Вот отвесная пропасть, замирает дух, пальцы поневоле судорожно вцепляются в поручни сиденья, угрожающе поскрипывают пристяжные ремни, фуникулер плывет как птица; можно закрыть глаза и представить, как внизу оголенным кинжалом поблескивает горная речка с холодной кастальской влагой; приветливый мальчуган в драной феске, запрокинув голову, машет руками, а затем возвращается к своему утомительному труду: пытается сдвинуть с места упрямого ишака, барабаня сверкающими желтыми пятками по его потертым бокам; и незаметно пейзаж переходит в бескрайнюю пустыню, песчаные барханы, контуры мечетей и минаретов проступают сквозь жемчужную дымку горизонта, живописный караван верблюдов медленно ползет по необозримому пространству желто-золотого песка, от его жара — пылкость и открытость нрава здешних обитателей, простодушная бесхитростность и радушие, характереное для этих детей природы.

Не только простой люд здесь доброжелателен и гостеприимен, хлебосольны и интеллигентные москвичи. Их жизнь (описанная мной в статье, опубликованной в журнале «National Geographic», по заданию которого я и приехал в Москву) принципиально отличается как от колониальной, так и от питерской (я приехал в Москву проездом из Петербурга) большей устойчивостью и основательностью, любовью к природе, живописностью своих приусадебных участков и очаровательностью женщин. Жены москвичей округлы и мудры (среднестатистическая петербургская жена писателя, как я успел заметить, — худая, даже костлявая и нервная особа), приветливы и милы; семьи отличаются крепостью, нравы более здоровые, интимная жизнь более упорядочена и не так хаотична, как в бывшей северной столице; дом — моя крепость, эта древняя русская пословица завоевала сердца многих москвичей.

Прав незабвенный Фаз Кадер, говоря, что брезгливость — единственный источник цивилизации. Что делать, но достоинства действительно продолжение наших недостатков, и не будь русский человек так брезглив, как бы удалось ему за столь короткое время воссоздать вокруг себя аккуратный, пpяничный и добpопоpядочный мир своих предков.

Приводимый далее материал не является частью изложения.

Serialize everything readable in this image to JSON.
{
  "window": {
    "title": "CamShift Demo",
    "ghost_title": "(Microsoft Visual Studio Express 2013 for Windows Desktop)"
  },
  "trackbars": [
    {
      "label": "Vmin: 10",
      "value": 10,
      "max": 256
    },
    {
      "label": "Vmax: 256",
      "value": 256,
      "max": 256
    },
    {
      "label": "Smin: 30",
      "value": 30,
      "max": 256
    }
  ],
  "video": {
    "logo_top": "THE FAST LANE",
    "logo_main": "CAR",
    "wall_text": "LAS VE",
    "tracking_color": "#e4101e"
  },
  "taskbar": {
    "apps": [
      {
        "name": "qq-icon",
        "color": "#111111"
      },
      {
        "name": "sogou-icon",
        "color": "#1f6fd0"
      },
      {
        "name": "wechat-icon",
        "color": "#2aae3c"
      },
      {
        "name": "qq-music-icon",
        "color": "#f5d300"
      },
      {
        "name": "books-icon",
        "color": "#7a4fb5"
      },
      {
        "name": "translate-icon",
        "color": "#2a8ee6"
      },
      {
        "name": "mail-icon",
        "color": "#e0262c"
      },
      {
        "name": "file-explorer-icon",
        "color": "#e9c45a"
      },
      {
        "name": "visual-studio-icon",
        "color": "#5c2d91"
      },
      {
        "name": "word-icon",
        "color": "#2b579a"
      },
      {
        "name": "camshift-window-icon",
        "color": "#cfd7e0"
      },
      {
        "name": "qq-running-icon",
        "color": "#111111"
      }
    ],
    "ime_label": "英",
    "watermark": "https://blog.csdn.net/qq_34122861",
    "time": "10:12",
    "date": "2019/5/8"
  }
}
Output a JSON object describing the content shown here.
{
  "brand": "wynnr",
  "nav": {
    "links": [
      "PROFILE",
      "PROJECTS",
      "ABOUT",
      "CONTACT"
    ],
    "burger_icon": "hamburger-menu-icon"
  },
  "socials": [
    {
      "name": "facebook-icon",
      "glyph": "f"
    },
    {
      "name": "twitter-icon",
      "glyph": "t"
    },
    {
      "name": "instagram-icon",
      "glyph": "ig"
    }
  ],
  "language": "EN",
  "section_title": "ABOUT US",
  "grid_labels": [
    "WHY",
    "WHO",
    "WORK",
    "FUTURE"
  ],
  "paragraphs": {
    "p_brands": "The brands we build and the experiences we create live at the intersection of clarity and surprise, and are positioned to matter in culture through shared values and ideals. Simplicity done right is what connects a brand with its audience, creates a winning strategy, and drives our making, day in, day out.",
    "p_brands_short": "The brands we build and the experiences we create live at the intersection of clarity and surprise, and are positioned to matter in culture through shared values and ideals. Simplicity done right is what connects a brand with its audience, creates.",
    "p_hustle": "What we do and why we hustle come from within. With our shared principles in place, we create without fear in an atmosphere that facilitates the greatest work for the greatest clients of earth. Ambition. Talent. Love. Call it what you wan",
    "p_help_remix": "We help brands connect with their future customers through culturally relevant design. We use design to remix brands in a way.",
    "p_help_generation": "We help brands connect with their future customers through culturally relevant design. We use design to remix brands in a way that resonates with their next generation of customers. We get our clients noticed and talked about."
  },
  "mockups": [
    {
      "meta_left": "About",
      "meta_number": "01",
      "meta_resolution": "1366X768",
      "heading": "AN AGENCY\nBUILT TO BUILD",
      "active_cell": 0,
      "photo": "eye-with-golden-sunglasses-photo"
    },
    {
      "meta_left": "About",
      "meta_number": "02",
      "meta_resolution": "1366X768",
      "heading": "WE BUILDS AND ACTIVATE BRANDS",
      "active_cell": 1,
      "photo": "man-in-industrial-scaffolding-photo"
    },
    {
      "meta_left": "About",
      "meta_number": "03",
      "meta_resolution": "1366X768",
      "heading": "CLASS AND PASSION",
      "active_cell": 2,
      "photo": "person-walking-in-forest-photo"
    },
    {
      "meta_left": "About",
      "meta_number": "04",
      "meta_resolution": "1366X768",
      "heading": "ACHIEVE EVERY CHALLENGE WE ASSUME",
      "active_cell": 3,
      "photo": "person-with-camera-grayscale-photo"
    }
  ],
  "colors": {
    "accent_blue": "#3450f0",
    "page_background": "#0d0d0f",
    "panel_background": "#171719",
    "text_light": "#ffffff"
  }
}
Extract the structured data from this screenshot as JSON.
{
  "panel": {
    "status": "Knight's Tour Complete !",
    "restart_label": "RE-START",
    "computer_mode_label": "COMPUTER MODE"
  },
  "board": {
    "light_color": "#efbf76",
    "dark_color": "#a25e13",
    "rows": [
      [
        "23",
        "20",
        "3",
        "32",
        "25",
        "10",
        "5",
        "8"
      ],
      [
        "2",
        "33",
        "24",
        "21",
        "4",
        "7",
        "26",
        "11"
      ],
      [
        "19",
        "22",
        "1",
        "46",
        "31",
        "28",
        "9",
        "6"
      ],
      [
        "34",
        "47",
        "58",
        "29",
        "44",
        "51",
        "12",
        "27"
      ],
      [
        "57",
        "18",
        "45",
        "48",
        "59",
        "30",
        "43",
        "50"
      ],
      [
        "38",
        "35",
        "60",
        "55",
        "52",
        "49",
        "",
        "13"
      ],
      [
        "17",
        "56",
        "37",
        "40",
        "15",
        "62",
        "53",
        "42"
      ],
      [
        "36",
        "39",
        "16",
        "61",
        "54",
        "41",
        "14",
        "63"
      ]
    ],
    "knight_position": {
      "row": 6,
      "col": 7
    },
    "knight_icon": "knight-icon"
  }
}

Действительно, московские интеллигентные дома богаты, уютны, полны комфортабельных вещей, еда регулярна и обильна, квартиры просторны (это особенно бросалось в глаза после колониальных трущоб и питерских коммунальных нор), распорядок дня расписан по минутам. Сложность сообщения и расстояния, разбросанность по разным ущельям, долинам, холмам и горам, заставляет даже представителей богемы жить своим семейным кругом, встречаясь изредка, по праздникам или уикэндам, специально для этого выезжая в центр. Да и богемы, в настоящем смысле этого слова, в Москве нет. Самые оппозиционные художники и поэты, как я убедился, вполне респектабельные люди, ходят в должность, обладают положением, это уважаемые граждане, которые всему знают свое место. Москвичам почти незнакомо слово samizdat, которым мне прожужжали уши за неделю пребывания в Питере, здесь нет подпольных журналов, и все более или менее заслуживающее внимания тут же получает типографское воплощение и общественный резонанс. Если питерская богема — это как бы одна большая деревня, где каждый знает каждого в лицо, то московская культурная жизнь состоит из непересекающихся кругов, которым в достаточной степени нет дела друг до друга, а влияние и известность в своем кругу отнюдь не гарантирует известности в другом. Поскольку нонконформисты здесь не вытеснены на обочину социальной жизни (традиционные петербургские работы подпольных литераторов и художников — сторож и кочегар), они более тесно связаны с официальным искусством и его представителями и куда меньше, чем их колониальные собратья, отличаются от него по языку и нравам. Отчасти это объясняется теми привилегиями, которыми обладает каждая столица, а кроме того, как сказал Дрейк Беннигсен: «чем ближе к солнцу, тем не только теплее, но и яснее». Официальные журналы и издательства здесь обладают куда большей, чем в провинции, свободой, и для начинающих авторов не так очевидна пропасть между официальной и неофициальной литературой, и они не торопятся встать на сторону оппозиции.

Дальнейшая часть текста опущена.